Part of my loves the anonymity. I love that a casual acquaintance [hell, even WhatsHisName] could stumble upon this page, read every post I have ever made, and still not be totally sure it was me making them. I love the safety of it, the security of knowing that I could hide in plain sight, if need be. But my fear is that, one day, someone I know will find this blog and they will know it is me. And then all my dirty little secrets will be out. Every fuck up. Every sin. Every late night entry that I made without truly thinking about it will come back to haunt me.
But part of me....part of me is insanely jealous of some of you. How you are. How you don't hide behind fake monikers or profile pictures. How you use your real name and the names of the people in you life that you care about. It makes you so real.
More real than I could ever hope this blog to be.
I am not saying this blog is fake. Not by a long shot. In fact, I view this blog as more than just an extension of me.
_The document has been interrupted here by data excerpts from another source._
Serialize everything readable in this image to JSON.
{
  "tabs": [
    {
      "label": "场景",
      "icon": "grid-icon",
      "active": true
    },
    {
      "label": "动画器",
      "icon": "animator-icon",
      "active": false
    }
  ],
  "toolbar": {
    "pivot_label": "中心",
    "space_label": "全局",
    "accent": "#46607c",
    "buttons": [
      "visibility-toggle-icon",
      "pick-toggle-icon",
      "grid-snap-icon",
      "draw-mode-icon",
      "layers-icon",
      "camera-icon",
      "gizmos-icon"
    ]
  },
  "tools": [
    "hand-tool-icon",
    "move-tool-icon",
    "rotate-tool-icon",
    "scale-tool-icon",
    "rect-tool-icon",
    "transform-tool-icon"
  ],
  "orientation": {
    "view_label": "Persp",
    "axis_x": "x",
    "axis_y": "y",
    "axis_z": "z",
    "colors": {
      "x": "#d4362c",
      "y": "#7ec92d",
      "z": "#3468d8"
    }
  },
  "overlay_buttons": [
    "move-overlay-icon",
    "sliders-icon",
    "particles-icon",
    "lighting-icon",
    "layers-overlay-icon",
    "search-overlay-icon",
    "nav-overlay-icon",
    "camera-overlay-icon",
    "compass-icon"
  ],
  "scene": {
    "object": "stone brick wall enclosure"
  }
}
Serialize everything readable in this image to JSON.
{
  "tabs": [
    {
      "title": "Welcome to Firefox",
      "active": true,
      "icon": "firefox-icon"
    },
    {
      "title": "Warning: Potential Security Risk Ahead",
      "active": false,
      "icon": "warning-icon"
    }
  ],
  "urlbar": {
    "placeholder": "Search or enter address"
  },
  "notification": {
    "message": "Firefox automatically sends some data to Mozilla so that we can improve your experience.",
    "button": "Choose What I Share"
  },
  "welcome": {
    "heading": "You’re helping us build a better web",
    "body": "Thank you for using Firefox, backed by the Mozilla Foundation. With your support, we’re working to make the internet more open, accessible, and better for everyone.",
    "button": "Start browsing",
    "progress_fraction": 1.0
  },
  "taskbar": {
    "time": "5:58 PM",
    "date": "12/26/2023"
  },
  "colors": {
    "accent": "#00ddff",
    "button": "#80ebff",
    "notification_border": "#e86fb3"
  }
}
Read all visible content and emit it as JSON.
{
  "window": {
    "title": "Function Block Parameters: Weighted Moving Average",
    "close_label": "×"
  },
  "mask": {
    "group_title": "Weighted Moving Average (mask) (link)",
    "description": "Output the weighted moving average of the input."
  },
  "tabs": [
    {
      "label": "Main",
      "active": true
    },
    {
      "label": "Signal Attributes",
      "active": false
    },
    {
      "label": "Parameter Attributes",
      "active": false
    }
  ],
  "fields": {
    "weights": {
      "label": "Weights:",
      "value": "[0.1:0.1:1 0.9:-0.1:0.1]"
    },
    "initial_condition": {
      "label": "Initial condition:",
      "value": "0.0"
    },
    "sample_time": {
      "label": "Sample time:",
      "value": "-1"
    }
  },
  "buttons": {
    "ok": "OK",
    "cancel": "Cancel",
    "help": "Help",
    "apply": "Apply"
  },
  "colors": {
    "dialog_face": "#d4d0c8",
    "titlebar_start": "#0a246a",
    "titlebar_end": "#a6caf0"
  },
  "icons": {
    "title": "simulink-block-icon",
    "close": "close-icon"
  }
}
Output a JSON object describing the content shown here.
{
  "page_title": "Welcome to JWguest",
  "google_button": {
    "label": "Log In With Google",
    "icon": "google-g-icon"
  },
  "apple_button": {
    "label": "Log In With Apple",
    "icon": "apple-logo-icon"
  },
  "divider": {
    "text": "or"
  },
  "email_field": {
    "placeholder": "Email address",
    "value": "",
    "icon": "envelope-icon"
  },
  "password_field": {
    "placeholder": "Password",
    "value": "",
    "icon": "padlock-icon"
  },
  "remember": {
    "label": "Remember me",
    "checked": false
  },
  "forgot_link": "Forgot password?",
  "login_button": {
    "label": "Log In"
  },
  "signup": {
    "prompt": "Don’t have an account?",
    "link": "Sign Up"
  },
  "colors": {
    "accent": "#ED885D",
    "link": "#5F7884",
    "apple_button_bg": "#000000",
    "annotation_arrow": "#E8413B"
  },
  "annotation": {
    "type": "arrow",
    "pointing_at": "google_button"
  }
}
My thoughts and personality x1o because there is no worry of criticism from the people I have to see every day.
That part of me desperately wants to be 100% with all of you. I want to post my name and photos of me in my awful school-mandated scrubs because, honestly, words do not do those suckers justice. I want to be real with you. But I have been "Firefly" for so long, I am not sure if I know how to be me anymore.
Talk to me, my beloveds. Tell me who you are.
If you blog, how much of your life so you put out there? What do you hold back? Why?
How is "Blog you" different (or similar) to "Real-life you?"